You can find worksheets, sets of taxonomically diverse or tissue specific unknown sequences, and the BLAST for beginners tutorial all right here.

Enjoy!

Comments

  1. #1 RPM
    July 12, 2007

    I’m just getting used to the new interface. I think i like it, but I’m not sure yet. The ability to save parameters seems like it will be a nice feature once I figure out how to use it (it appears to do it by default).

    The current default setting for doing a nucleotide blast search asks that the sequences match pretty closely.

    I think those are the parameters for megablast. If you use blastn, I think they’re more relaxed.

  2. #2 Sandra Porter
    July 12, 2007

    I think those are the parameters for megablast. If you use blastn, I think they’re more relaxed.

    That’s it exactly. The old interface allowed you to pick blastn directly from the blast home page.Now, if you choose to search a nucleotide database with a nucleotide sequence, the default choice is megablast.

  3. #3 Brian Foley
    July 12, 2007

    I am a bit confused about why the “nr” non-redundant dataset no longer attempts to include all the data available. For example, the chimpanzee genome and other complete genome data sets are not a part of “nr”.

    If you want to find out what species a particular endogenous virus (See AY692036 for example) has been found in, you have to BLAST against “nr” and then BLAST whole genomes.

    You can BLAST against whole genome shotgus sequences, but the reuslting “hits” are from entries that are not well annotated. Some of the entries do not tell what chomosome they came from, for example.

    It is better to go to each genome seperately, such as
    http://www.ncbi.nlm.nih.gov/projects/genome/seq/BlastGen/BlastGen.cgi?taxid=9544
    for Rhesus macaque genome, and BLAST against each one.

  4. #4 Sandra Porter
    July 13, 2007

    From the NCBI description, the nr data set contains:
    All GenBank+RefSeq Nucleotides+EMBL+DDBJ+PDB sequences (but no EST, STS, GSS, or phase 0, 1 or 2 HTGS sequences). No longer “non-redundant”.

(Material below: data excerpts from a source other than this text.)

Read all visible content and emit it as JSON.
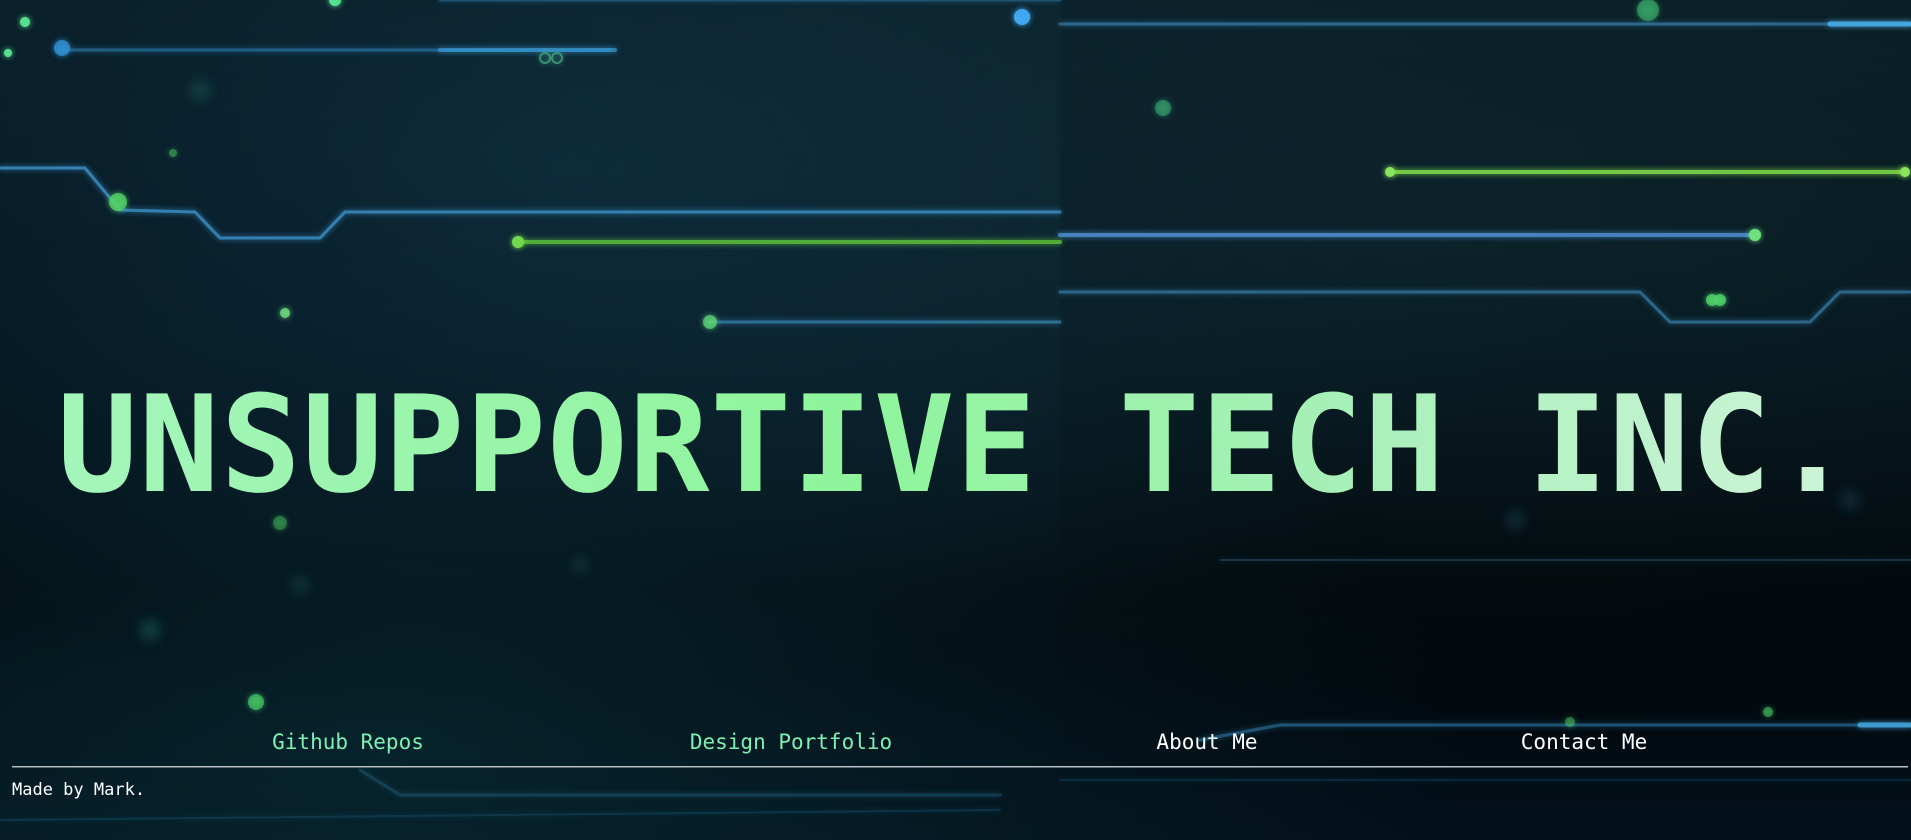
{
  "hero": {
    "title": "UNSUPPORTIVE TECH INC."
  },
  "nav": {
    "links": [
      {
        "label": "Github Repos",
        "color": "#7ff0b4"
      },
      {
        "label": "Design Portfolio",
        "color": "#7ff0b4"
      },
      {
        "label": "About Me",
        "color": "#ffffff"
      },
      {
        "label": "Contact Me",
        "color": "#ffffff"
      }
    ]
  },
  "footer": {
    "text": "Made by Mark."
  },
  "theme": {
    "background": "#02070c",
    "circuit_blue": "#3aa0d8",
    "circuit_green": "#6fe04a",
    "title_gradient": [
      "#a6f5bd",
      "#8ef59b",
      "#d2f4dc"
    ]
  }
}
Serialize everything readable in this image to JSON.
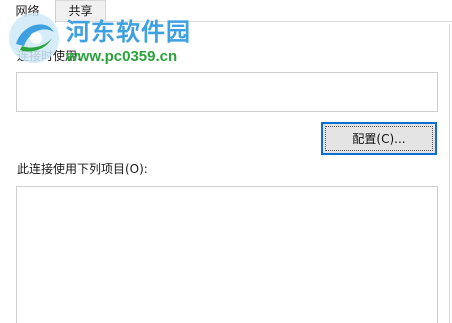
{
  "tabs": {
    "network_label": "网络",
    "sharing_label": "共享"
  },
  "watermark": {
    "site_name": "河东软件园",
    "site_url": "www.pc0359.cn",
    "name_color": "#3da0e0",
    "url_color": "#29a33b"
  },
  "connect_using": {
    "label": "连接时使用:",
    "adapter_value": ""
  },
  "configure_button": {
    "label": "配置(C)..."
  },
  "items": {
    "label": "此连接使用下列项目(O):",
    "entries": []
  },
  "colors": {
    "focus_border": "#0d6fd1",
    "button_face": "#e4e4e4"
  }
}
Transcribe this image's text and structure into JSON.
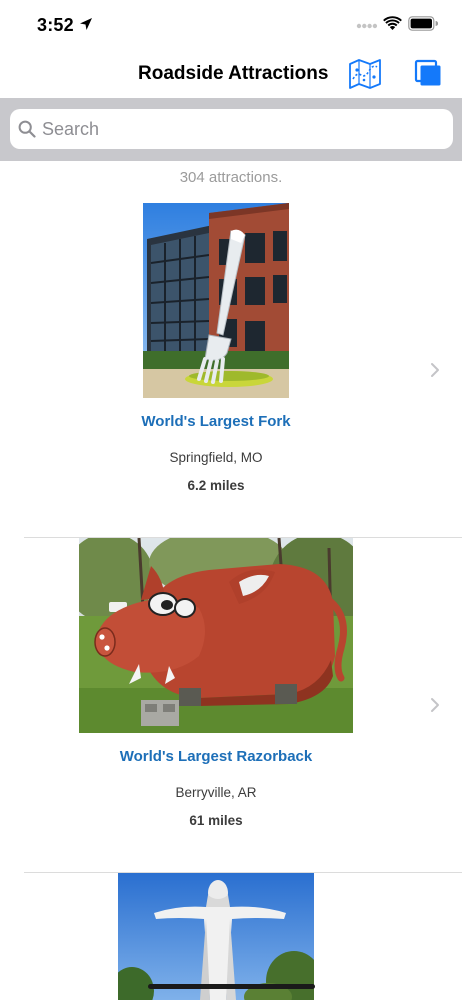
{
  "status_bar": {
    "time": "3:52"
  },
  "nav": {
    "title": "Roadside Attractions",
    "map_icon": "map-icon",
    "copy_icon": "copy-icon"
  },
  "search": {
    "value": "",
    "placeholder": "Search"
  },
  "list": {
    "count_text": "304 attractions.",
    "items": [
      {
        "title": "World's Largest Fork",
        "location": "Springfield, MO",
        "distance": "6.2 miles",
        "image": "giant-fork-photo"
      },
      {
        "title": "World's Largest Razorback",
        "location": "Berryville, AR",
        "distance": "61 miles",
        "image": "razorback-photo"
      },
      {
        "title": "",
        "location": "",
        "distance": "",
        "image": "christ-statue-photo"
      }
    ]
  },
  "colors": {
    "accent": "#1479fa",
    "title_link": "#1d6fb8",
    "search_bar_bg": "#c8c8cc"
  }
}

    Why did the nr database get reorganized? I don’t know, but I would guess that bandwidth has something to do with it. BLAST is heavily used and I’m sure the NCBI gets complaints when people feel their searches are taking too long.

    Why wouldn’t the nr data set include genome sequences? and Why are the whole genome shotgun sequences annotated so poorly?

    I think the answers to these questions are connected to the way that genome sequences are produced.

    At least some of the sequences in the nr database will come from smaller scale research projects where people are looking at one gene, or a few genes. Many of the sequences will probably even derived from single reads, where the sequences might not require assembly, or they’ll be obtained from low redundancy sequencing projects where a region was only sequenced from both strands, a single time.

    Genome sequences, on the other hand, are obtained from more assembly-line, production style facilities (there’s even a movie about the one at Washington University). One group chops up the sequences and makes the libraries, another group does the reactions, another group might load the gels, a different group assembles the sequences. All of this can occur without any knowledge of where the sequences map in the genome or what they do. The GSS (genome shot gun) sequences are deposited from an intermediate step in this process, before the sequences get assembled or finished. In a sense, they’re almost anonymous sequences and I wouldn’t really expect there to be much annotation, especially since the people involved in producing them rarely know what they are.

    After the smaller shotgun sequences are produced, they get assembled into larger, longer sequences, such as contigs, chromosomes, and eventually genomes. This is where annotations are added.

    It’s important in a research project to figure out all the different data sets that you should blast against and make a plan so that you can schedule searches and updates automatically and try out different parameters. I think this is why people have always liked the BLAST server/data management system that we sell, since it allows you to do that, store all your results, and use your own data sets.